Jamorko Pickett, Chris Smith, Isaiah Livers: Incomplete
Detroit’s two-way players and Livers, a 2021 second-round pick, haven’t played much this season. Pickett was a summer league standout who joined the Pistons midway through their road trip last week. Livers only played one game in December but has missed the past month with right foot soreness. Smith recently made his debut with the Cruise more than a year after tearing his ACL while at UCLA.
Coach Dwane Casey: B
Casey hasn’t had a healthy roster since the 10th game of the season. The Pistons have dealt with more adversity than last season, due to injuries and a COVID-19 outbreak. But overall, Casey has still shown he’s the right coach for the rebuild.

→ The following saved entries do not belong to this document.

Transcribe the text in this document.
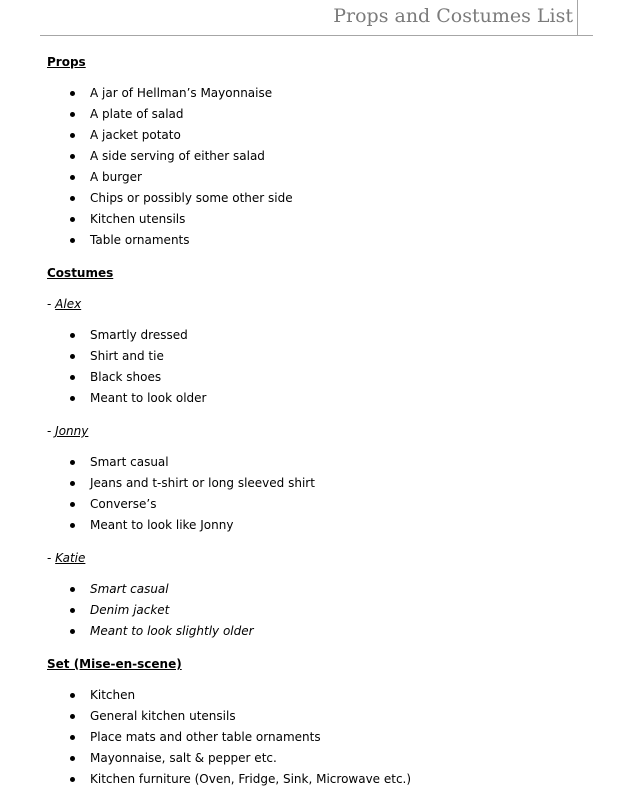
Props and Costumes List
Props
A jar of Hellman’s Mayonnaise
A plate of salad
A jacket potato
A side serving of either salad
A burger
Chips or possibly some other side
Kitchen utensils
Table ornaments
Costumes
- Alex
Smartly dressed
Shirt and tie
Black shoes
Meant to look older
- Jonny
Smart casual
Jeans and t-shirt or long sleeved shirt
Converse’s
Meant to look like Jonny
- Katie
Smart casual
Denim jacket
Meant to look slightly older
Set (Mise-en-scene)
Kitchen
General kitchen utensils
Place mats and other table ornaments
Mayonnaise, salt & pepper etc.
Kitchen furniture (Oven, Fridge, Sink, Microwave etc.)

The Pistons are 6-6 in January, with wins over Utah and Milwaukee, after starting 5-28 this season. Bey and Diallo are playing the best basketball of their career. Cunningham has settled in nicely. There are always nitpicks with a team with a losing record, but I don’t think there’s a coach who could get the Pistons to play much better than they currently are. There’s a lot to like about the job Casey has done thus far.